Pour la CVAE, l'obligation déclarative s'applique dès 152 500 € de chiffre d'affaires, mais l'impôt n'est effectivement dû qu'au-delà de 500 000 € de chiffre d'affaires hors taxes, avec un taux progressif qui croît avec le niveau d'activité.

Le plafonnement en fonction de la valeur ajoutée

Plafonnement CET / valeur ajoutée (PVA)

Pour éviter qu'une entreprise à forte intensité foncière ne paie une CET disproportionnée par rapport à son activité réelle, la loi prévoit un mécanisme de plafonnement en fonction de la valeur ajoutée. Le taux de plafonnement, fixé à 1,531 % de la valeur ajoutée pour les impositions 2026 et 2027 (source : BOFiP, mise à jour du 19 novembre 2025), doit ensuite reculer à 1,438 % en 2028 puis 1,344 % en 2029, dans le cadre de la trajectoire de baisse liée à la suppression progressive de la CVAE. L'entreprise qui dépasse ce seuil peut demander un dégrèvement, qui s'impute en priorité sur la CFE.

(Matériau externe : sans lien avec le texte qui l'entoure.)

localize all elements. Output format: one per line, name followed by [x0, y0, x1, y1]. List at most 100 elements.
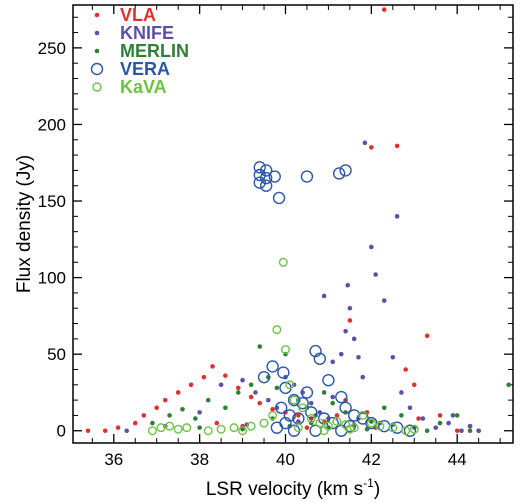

Ce plafonnement se demande sur réclamation auprès du service des impôts des entreprises, après réception des avis d'imposition de CFE et, le cas échéant, de CVAE de l'année concernée. Il concerne notamment les activités qui immobilisent des surfaces importantes (industrie, commerce de grande surface) sans dégager une valeur ajoutée proportionnelle.

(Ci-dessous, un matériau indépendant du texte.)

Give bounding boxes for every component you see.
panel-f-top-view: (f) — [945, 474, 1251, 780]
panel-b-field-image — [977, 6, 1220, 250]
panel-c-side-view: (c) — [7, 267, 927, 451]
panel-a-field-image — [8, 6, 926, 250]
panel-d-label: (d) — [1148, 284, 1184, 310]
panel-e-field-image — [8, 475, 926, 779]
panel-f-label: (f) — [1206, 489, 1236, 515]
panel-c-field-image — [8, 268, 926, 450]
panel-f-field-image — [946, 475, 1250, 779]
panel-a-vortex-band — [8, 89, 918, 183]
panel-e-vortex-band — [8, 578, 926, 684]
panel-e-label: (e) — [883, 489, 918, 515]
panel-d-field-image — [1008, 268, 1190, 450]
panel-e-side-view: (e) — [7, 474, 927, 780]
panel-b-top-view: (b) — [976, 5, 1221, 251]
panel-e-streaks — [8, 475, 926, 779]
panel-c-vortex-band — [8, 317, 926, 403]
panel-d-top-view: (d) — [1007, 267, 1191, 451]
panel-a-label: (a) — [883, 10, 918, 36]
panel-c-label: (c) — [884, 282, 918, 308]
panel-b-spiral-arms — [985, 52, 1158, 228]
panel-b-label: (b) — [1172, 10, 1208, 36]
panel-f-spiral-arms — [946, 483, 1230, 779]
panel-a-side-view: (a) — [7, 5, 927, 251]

La CVAE, un impôt en voie de suppression progressive

La CVAE fait l'objet d'une suppression étalée dans le temps, engagée par la loi de finances pour 2023 puis plusieurs fois réaménagée. Le calendrier a été modifié à plusieurs reprises : la loi de finances pour 2025 a reporté la trajectoire de baisse, et le projet de loi de finances pour 2026 envisageait un temps d'accélérer la suppression définitive à 2028, avant que cette disposition ne soit retirée du texte final.

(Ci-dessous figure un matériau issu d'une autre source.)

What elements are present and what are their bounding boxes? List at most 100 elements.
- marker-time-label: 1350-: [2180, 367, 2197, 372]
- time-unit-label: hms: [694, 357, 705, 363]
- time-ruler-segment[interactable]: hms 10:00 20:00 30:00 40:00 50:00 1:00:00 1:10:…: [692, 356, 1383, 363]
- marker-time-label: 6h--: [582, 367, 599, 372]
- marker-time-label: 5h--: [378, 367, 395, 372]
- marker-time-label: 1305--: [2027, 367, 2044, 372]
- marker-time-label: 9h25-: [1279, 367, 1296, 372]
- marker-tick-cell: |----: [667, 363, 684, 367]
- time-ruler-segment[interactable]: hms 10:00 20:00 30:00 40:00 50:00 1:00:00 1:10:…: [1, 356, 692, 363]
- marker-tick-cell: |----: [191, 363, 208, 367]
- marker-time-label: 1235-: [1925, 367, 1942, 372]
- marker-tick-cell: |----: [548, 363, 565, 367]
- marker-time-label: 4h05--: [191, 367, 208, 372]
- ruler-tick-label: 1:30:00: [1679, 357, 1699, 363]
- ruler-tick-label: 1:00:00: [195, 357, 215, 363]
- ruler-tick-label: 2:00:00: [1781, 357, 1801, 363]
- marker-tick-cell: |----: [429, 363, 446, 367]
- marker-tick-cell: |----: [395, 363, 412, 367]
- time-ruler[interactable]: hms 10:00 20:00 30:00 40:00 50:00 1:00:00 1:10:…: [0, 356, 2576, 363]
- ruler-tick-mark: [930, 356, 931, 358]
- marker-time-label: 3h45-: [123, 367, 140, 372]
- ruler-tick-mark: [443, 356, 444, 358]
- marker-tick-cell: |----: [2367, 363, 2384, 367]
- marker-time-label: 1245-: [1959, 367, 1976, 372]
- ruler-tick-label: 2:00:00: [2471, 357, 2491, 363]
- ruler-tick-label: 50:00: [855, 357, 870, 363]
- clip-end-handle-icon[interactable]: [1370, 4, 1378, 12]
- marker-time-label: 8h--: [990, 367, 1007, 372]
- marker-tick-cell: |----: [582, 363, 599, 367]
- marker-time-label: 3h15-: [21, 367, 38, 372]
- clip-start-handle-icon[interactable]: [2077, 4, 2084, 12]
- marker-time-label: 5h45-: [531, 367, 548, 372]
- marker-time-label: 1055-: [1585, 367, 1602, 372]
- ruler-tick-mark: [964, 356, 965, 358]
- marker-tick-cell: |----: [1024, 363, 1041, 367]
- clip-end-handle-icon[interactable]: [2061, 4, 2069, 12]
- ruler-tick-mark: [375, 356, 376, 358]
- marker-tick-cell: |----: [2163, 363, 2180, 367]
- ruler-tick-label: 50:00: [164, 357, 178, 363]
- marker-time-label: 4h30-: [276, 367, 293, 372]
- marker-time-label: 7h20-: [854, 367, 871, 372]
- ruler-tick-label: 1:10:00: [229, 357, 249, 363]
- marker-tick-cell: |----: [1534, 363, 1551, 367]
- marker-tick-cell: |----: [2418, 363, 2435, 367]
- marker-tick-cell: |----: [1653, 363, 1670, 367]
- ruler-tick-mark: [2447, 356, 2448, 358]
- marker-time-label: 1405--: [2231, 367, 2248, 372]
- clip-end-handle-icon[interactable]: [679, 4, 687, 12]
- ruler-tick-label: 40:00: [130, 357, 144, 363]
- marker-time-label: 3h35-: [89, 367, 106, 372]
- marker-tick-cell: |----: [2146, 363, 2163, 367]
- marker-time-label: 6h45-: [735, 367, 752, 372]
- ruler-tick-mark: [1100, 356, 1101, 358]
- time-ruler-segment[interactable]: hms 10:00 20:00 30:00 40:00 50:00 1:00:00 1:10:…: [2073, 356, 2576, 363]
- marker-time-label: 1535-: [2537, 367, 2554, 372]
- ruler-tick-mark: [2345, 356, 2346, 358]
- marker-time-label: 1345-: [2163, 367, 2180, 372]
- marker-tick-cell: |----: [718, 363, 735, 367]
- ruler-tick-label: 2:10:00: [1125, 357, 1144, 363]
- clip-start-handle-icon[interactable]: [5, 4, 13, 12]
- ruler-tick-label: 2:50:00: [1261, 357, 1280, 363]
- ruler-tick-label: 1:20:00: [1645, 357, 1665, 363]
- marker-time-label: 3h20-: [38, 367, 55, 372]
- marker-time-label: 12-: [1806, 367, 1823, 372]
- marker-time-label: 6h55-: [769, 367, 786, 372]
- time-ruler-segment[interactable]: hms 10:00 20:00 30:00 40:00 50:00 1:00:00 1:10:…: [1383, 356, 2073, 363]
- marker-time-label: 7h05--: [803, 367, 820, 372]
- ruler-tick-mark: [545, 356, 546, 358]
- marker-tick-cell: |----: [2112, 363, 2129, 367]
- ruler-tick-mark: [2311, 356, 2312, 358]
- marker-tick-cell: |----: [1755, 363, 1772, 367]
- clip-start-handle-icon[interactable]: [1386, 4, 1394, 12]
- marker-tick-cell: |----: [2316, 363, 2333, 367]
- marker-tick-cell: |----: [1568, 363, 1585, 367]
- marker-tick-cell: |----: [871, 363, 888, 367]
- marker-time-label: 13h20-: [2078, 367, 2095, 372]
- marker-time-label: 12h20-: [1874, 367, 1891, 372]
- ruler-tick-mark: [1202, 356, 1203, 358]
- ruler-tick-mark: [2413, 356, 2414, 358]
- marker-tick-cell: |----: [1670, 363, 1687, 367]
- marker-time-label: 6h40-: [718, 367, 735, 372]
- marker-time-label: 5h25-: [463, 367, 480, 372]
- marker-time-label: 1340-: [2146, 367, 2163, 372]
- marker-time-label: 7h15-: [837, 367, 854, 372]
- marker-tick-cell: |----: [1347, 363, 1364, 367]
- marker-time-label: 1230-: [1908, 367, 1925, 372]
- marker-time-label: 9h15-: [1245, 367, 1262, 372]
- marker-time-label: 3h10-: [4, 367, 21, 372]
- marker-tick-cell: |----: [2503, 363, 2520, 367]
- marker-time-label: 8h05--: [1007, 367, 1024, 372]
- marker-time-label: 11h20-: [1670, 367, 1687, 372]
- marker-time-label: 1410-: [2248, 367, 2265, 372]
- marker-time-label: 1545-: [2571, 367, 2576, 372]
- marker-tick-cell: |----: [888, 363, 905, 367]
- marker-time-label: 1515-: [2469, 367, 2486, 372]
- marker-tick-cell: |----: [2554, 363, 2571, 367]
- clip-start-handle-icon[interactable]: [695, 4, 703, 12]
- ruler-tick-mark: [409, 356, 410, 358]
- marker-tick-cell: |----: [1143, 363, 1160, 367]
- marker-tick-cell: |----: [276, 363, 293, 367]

En l'état du droit applicable au moment de la rédaction (juillet 2026), le taux maximal de CVAE reste fixé à 0,28 % pour les impositions 2026 et 2027, avant un abaissement à 0,19 % en 2028 et 0,09 % en 2029, pour une suppression complète prévue en 2030. À ce taux s'ajoute une taxe additionnelle perçue au profit des chambres de commerce et d'industrie, dont le taux s'élève à 9,23 % du montant de la CVAE pour 2026. Compte tenu des révisions fréquentes de ce calendrier au fil des lois de finances successives, il reste prudent de vérifier le taux en vigueur sur bofip.impots.gouv.fr avant tout calcul définitif.

Déclarations et formulaires

Les obligations déclaratives diffèrent selon la composante de la CET :

FormulaireObjetÉchéance
1447-C-SDDéclaration initiale de CFE, à déposer une seule fois lors de la création d'un établissementAvant le 31 décembre de l'année de création
1447-M-SDDéclaration modificative de CFE (changement de surface, d'activité, demande d'exonération)2e jour ouvré suivant le 1er mai
1330-CVAE-SDDéclaration de la valeur ajoutée et des effectifs salariés, pour les entreprises dont le CA dépasse 152 500 €2e jour ouvré suivant le 1er mai
1329-DEFDéclaration de liquidation et de régularisation de la CVAE2e jour ouvré suivant le 1er mai de l'année suivante

Toutes ces déclarations doivent être télétransmises depuis l'espace professionnel du site impots.gouv.fr : aucune version papier n'est acceptée par l'administration fiscale.

Calendrier de paiement

Le paiement de la CFE se fait par prélèvement, avec un acompte exigible le 15 juin si la cotisation de l'année précédente dépassait 3 000 €, puis un solde le 15 décembre. La CVAE, lorsqu'elle est due, donne lieu à deux acomptes, le 15 juin et le 15 septembre, si son montant de l'année précédente excédait 1 500 €, avec une régularisation lors du dépôt de la déclaration 1329-DEF l'année suivante.

Comptabilisation de la CET

La CFE et la CVAE se comptabilisent en charges, dans le compte 6351, "Impôts directs (sauf impôts sur les bénéfices)", au sein de la classe 63 des impôts, taxes et versements assimilés. La CVAE, contrairement à la CFE, se rattache comptablement à l'exercice au titre duquel la valeur ajoutée est constatée, même si son paiement effectif intervient l'année suivante : elle doit donc faire l'objet d'une charge à payer si elle n'a pas encore été réglée à la clôture.